The Department of Defense has awarded Nemours a $3.9 million grant to evaluate how physicians use best practice guidelines and to consider strategies to maintain clinical skills and consistency of care. The study, which will examine care provided throughout Nemours' pediatric health system, could help the military reintegrate physicians after deployment and better understand how their time away from routine practice affects their clinical knowledge and skill.
The trial will first use observational tracking followed by randomized trials of interventions over a three-year period. Using Nemours' comprehensive electronic medical records, researchers will assess how the frequency with which doctors treat a particular condition influences their care decisions, in comparison to best practice guidelines. This work will be done in collaboration with Lockheed Martin, which has significant experience in measuring and mitigating the decline of skills among aircraft pilots.
"While the art of medicine must allow for certain flexibility and professional judgment, helping physicians maintain consistency with best practice guidelines through decision support or other interventions should improve the quality of care," said Tim Wysocki, Ph.D., co-director of the Center for Healthcare Delivery Science with Nemours. "We are extremely fortunate that the Department of Defense is giving us this opportunity to look at how physicians can maintain peak performance - whether in the military or domestic practice."
Past studies have shown that physicians who return to domestic practice after long deployments overseas may exhibit a mild loss of some sophisticated clinical skills. The Department of Defense hopes to learn whether less exposure to certain medical conditions contributes to this finding and to test ways of reducing the effect.
Nemours' has developed a robust electronic medical record system which will be used for this effort.
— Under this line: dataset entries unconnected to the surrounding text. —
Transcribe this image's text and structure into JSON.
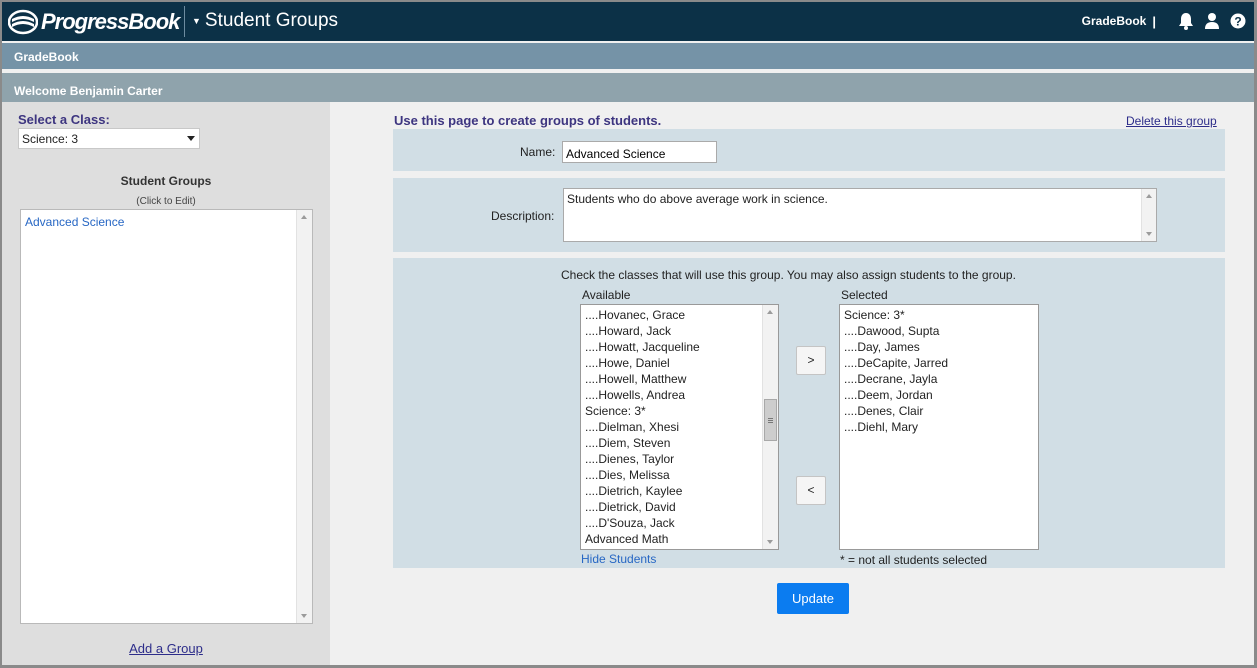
{
  "header": {
    "brand": "ProgressBook",
    "app_title": "Student Groups",
    "app_label": "GradeBook",
    "separator": "|",
    "icons": [
      "bell-icon",
      "user-icon",
      "help-icon"
    ]
  },
  "subbar": {
    "label": "GradeBook"
  },
  "welcome": {
    "text": "Welcome Benjamin Carter"
  },
  "left": {
    "select_label": "Select a Class:",
    "selected_class": "Science: 3",
    "groups_title": "Student Groups",
    "groups_subtitle": "(Click to Edit)",
    "groups": [
      "Advanced Science"
    ],
    "add_group": "Add a Group"
  },
  "main": {
    "intro": "Use this page to create groups of students.",
    "delete_link": "Delete this group",
    "name_label": "Name:",
    "name_value": "Advanced Science",
    "description_label": "Description:",
    "description_value": "Students who do above average work in science.",
    "instruction": "Check the classes that will use this group.  You may also assign students to the group.",
    "available_label": "Available",
    "selected_label": "Selected",
    "available": [
      "....Hovanec, Grace",
      "....Howard, Jack",
      "....Howatt, Jacqueline",
      "....Howe, Daniel",
      "....Howell, Matthew",
      "....Howells, Andrea",
      "Science: 3*",
      "....Dielman, Xhesi",
      "....Diem, Steven",
      "....Dienes, Taylor",
      "....Dies, Melissa",
      "....Dietrich, Kaylee",
      "....Dietrick, David",
      "....D'Souza, Jack",
      "Advanced Math"
    ],
    "selected": [
      "Science: 3*",
      "....Dawood, Supta",
      "....Day, James",
      "....DeCapite, Jarred",
      "....Decrane, Jayla",
      "....Deem, Jordan",
      "....Denes, Clair",
      "....Diehl, Mary"
    ],
    "add_button": ">",
    "remove_button": "<",
    "hide_students": "Hide Students",
    "legend": "* = not all students selected",
    "update_button": "Update"
  },
  "colors": {
    "topbar": "#0c3147",
    "subbar": "#7593a7",
    "welcome": "#8fa3ac",
    "band": "#d1dee5",
    "heading": "#3d3580",
    "link": "#2767c4",
    "update": "#0b7cf0"
  }
}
In use for more than 15 years, with data on more than 400 physicians at facilities in Delaware, Florida, Pennsylvania and New Jersey, the system has been progressively refined for each clinical division throughout Nemours and can target specific quality of care measures for common conditions.
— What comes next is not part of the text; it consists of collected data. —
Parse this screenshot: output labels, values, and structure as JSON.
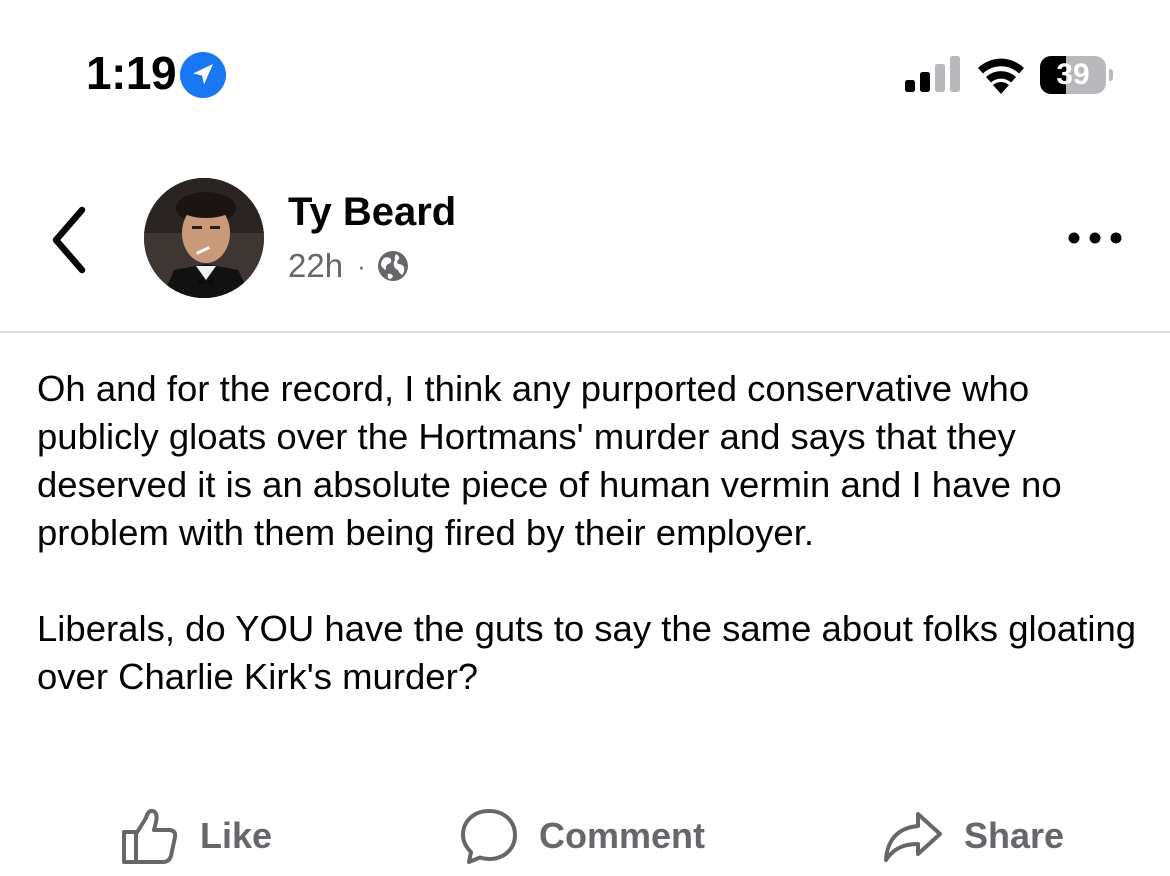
{
  "status_bar": {
    "time": "1:19",
    "battery_level": "39",
    "battery_percent": 39,
    "location_icon": "location-arrow-icon",
    "signal_icon": "cellular-signal-icon",
    "signal_bars_active": 2,
    "wifi_icon": "wifi-icon",
    "accent_color": "#1877f2"
  },
  "post": {
    "author_name": "Ty Beard",
    "timestamp": "22h",
    "separator": "·",
    "audience_icon": "globe-icon",
    "paragraphs": [
      "Oh and for the record, I think any purported conservative who publicly gloats over the Hortmans' murder and says that they deserved it is an absolute piece of human vermin and I have no problem with them being fired by their employer.",
      "Liberals, do YOU have the guts to say the same about folks gloating over Charlie Kirk's murder?"
    ]
  },
  "actions": {
    "like_label": "Like",
    "comment_label": "Comment",
    "share_label": "Share",
    "like_icon": "thumbs-up-icon",
    "comment_icon": "speech-bubble-icon",
    "share_icon": "share-arrow-icon",
    "label_color": "#65676b"
  }
}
Researchers will analyze these electronic medical records for patterns in physicians' types of cases and their variability in practice for certain targeted medical conditions. Ultimately, the study will test interventions to help minimize such variation, such as including feedback alerts in the electronic medical records to provide decision support for physicians.
"We need to learn how doctors forget," said Thomas Talbot, MD, TATRC Medical Simulation Leader. "By working with Nemours, we will learn about factors that allow us to tune retraining and ongoing medical education to each doctor and their unique patient population."